We would like to share some details on the power outage incident that occurred on October 2nd and October 7th, and what we are doing to prevent this from happening in the future.

What happened

On October 2nd, our Burnaby Datacentre (YVR1) lost our primary power at 9:40 AM PDT. There was a grid power outage, that lasted approximately 10 seconds that occurred at this time. Our primary UPS, failed to transfer the datacentre load to itself, and instead faulted and turned off the load power completely.  Power was fully restored at 11:09 AM PDT by our on-site technician by manually instructing the UPS to turn back on the load power. Remaining services and customer servers were sequentially restored, and we had technicians on-site for the remainder of the day restoring any remaining services.

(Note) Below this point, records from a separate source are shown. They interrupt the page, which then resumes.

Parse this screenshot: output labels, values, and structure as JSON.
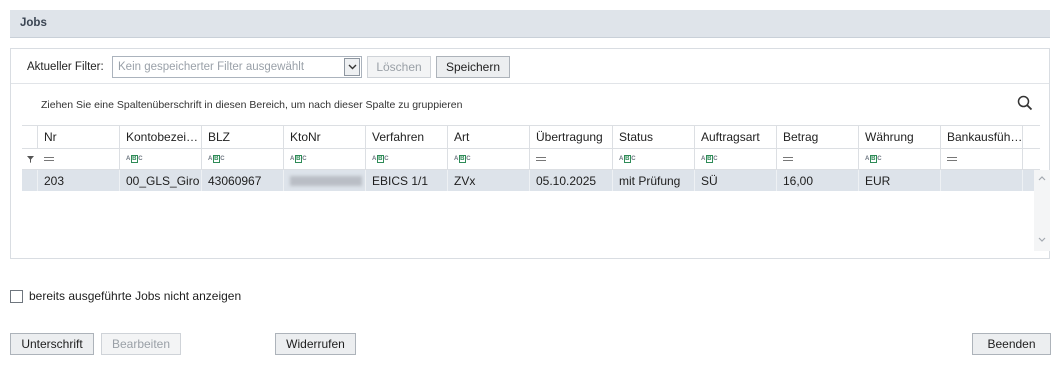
{
  "header": {
    "title": "Jobs"
  },
  "filter": {
    "label": "Aktueller Filter:",
    "combo_placeholder": "Kein gespeicherter Filter ausgewählt",
    "delete_label": "Löschen",
    "save_label": "Speichern"
  },
  "group_hint": "Ziehen Sie eine Spaltenüberschrift in diesen Bereich, um nach dieser Spalte zu gruppieren",
  "table": {
    "columns": [
      "Nr",
      "Kontobezei…",
      "BLZ",
      "KtoNr",
      "Verfahren",
      "Art",
      "Übertragung",
      "Status",
      "Auftragsart",
      "Betrag",
      "Währung",
      "Bankausfüh…"
    ],
    "filter_ops": [
      "eq",
      "abc",
      "abc",
      "abc",
      "abc",
      "abc",
      "eq",
      "abc",
      "abc",
      "eq",
      "abc",
      "eq"
    ],
    "rows": [
      [
        "203",
        "00_GLS_Giro",
        "43060967",
        "",
        "EBICS 1/1",
        "ZVx",
        "05.10.2025",
        "mit Prüfung",
        "SÜ",
        "16,00",
        "EUR",
        ""
      ]
    ]
  },
  "checkbox": {
    "label": "bereits ausgeführte Jobs nicht anzeigen",
    "checked": false
  },
  "buttons": {
    "signature": "Unterschrift",
    "edit": "Bearbeiten",
    "revoke": "Widerrufen",
    "close": "Beenden"
  },
  "icons": {
    "search": "search-icon",
    "dropdown": "chevron-down-icon",
    "filter": "filter-icon",
    "scroll_up": "chevron-up-icon",
    "scroll_down": "chevron-down-icon"
  }
}
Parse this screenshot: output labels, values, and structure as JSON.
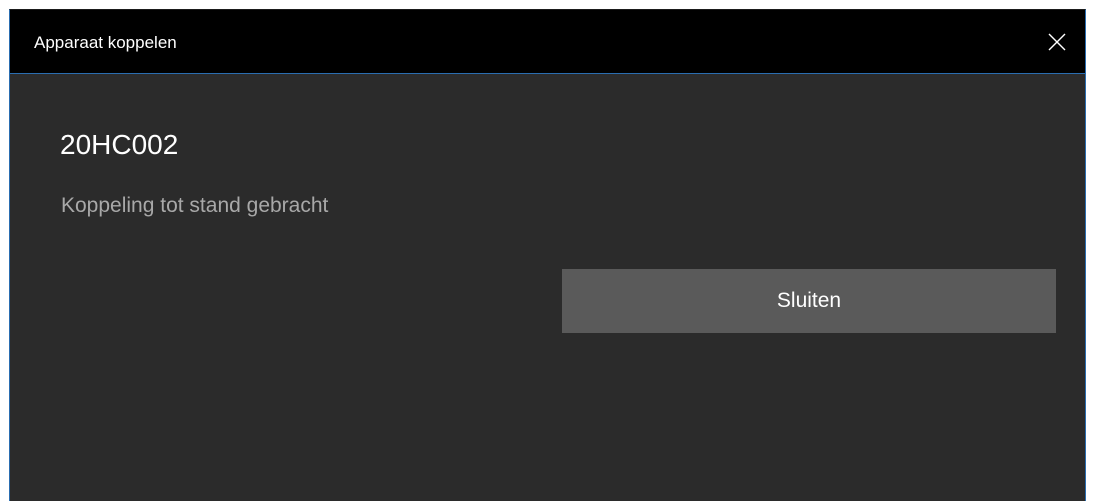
{
  "window": {
    "title": "Apparaat koppelen",
    "close_icon": "close-icon"
  },
  "content": {
    "device_name": "20HC002",
    "status": "Koppeling tot stand gebracht"
  },
  "actions": {
    "close_label": "Sluiten"
  },
  "colors": {
    "titlebar_bg": "#000000",
    "dialog_bg": "#2b2b2b",
    "accent_border": "#2a6db0",
    "button_bg": "#5a5a5a",
    "status_text": "#a8a8a8"
  }
}
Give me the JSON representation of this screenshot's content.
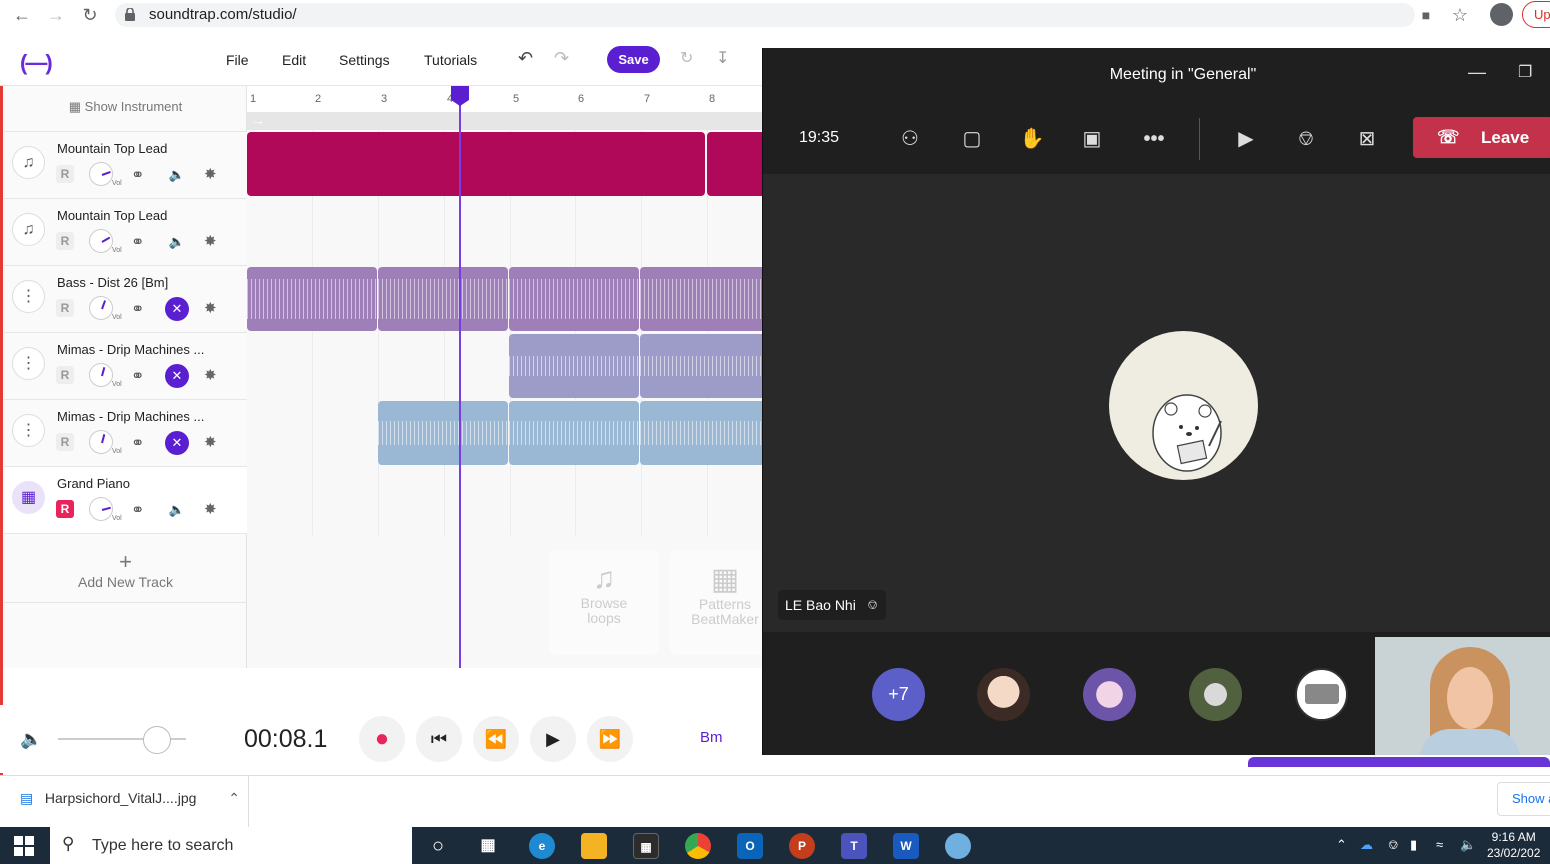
{
  "browser": {
    "url": "soundtrap.com/studio/",
    "update_label": "Up"
  },
  "studio": {
    "logo": "(—)",
    "menu": [
      "File",
      "Edit",
      "Settings",
      "Tutorials"
    ],
    "save_label": "Save",
    "show_instrument": "Show Instrument",
    "tracks": [
      {
        "name": "Mountain Top Lead",
        "r": "R",
        "vol": "Vol"
      },
      {
        "name": "Mountain Top Lead",
        "r": "R",
        "vol": "Vol"
      },
      {
        "name": "Bass - Dist 26 [Bm]",
        "r": "R",
        "vol": "Vol"
      },
      {
        "name": "Mimas - Drip Machines ...",
        "r": "R",
        "vol": "Vol"
      },
      {
        "name": "Mimas - Drip Machines ...",
        "r": "R",
        "vol": "Vol"
      },
      {
        "name": "Grand Piano",
        "r": "R",
        "vol": "Vol"
      }
    ],
    "add_track": "Add New Track",
    "ruler": [
      "1",
      "2",
      "3",
      "4",
      "5",
      "6",
      "7",
      "8"
    ],
    "cards": {
      "browse_loops": "Browse loops",
      "patterns": "Patterns BeatMaker"
    },
    "transport_time": "00:08.1",
    "key": "Bm",
    "colors": {
      "accent": "#5a1fd1",
      "lead": "#b0095a",
      "bass": "#9e7fb8",
      "drip1": "#9d9cc9",
      "drip2": "#9ab7d3",
      "record": "#e8245b"
    }
  },
  "download": {
    "file": "Harpsichord_VitalJ....jpg",
    "show_all": "Show a"
  },
  "teams": {
    "title": "Meeting in \"General\"",
    "time": "19:35",
    "leave_label": "Leave",
    "participant_name": "LE Bao Nhi",
    "more_count": "+7"
  },
  "taskbar": {
    "search_placeholder": "Type here to search",
    "time": "9:16 AM",
    "date": "23/02/202"
  }
}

Before we could complete our planned maintenance with our vendor, on October 8th, we encountered another grid power fluctuation that took down power on October 7th. The UPS again kept the load power off after the grid power was restored. Our team was in the area near the datacentre at the time, we were able to restore everything in under 30 minutes.

Status updates and complete timeline of events can be found on our external status page, status.cloudsingularity.net.

How we fixed it

Working with the UPS manufacturer, they came to two reasons why this may have happened:

  1. there was a power module fault, or
  2. one or more battery modules need replacing

The UPS really boiled down to those two components. The initial diagnostics pointed to the power module, which made sense as it is responsible for regulating and controlling the power. But in the end it turned out to be one or more battery modules that needed replacement. In short, the UPS has 3 sets of battery modules, each set contains 4 modules. The UPS only needs a single string to operate and power the load, meaning one or both of the other sets can fail without impact. In essence making it N+2 redundant.

A1 A2 A3 A4
B1 B2 B3 B4
C1 C2 C3 C4


ups batteries


However, if a single battery module fails, the UPS cannot use the entire set. We believe one or more modules failed in each of the sets, leaving the UPS with no battery power to transfer the load to.

We ended up replacing all 12 battery modules, and will be running further diagnostics on them.

Improvements for the future

In order to prevent these type of failures of battery modules in multiple sets, we are planning on implementing more stringent maintenance of the UPS. Traditionally, UPS maintenance by the vendor is done bi-annually, twice per year. Obviously this was not enough, we will be performing monthly testing of the UPS using both its built in self test diagnostics and external testing when necessary. These tests will be scheduled as normal planned maintenance windows.


We understand how critical it is for your services to be available at all times, and the burden of trust placed upon us as your infrastructure service provider. Any form of downtime is regrettable, and we are committed to continuously improving our infrastructure. We have some exiting changes coming up over the next few months that will vastly be improving both our infrastructure redundancy and network resiliency. More details will be forthcoming in the next few weeks.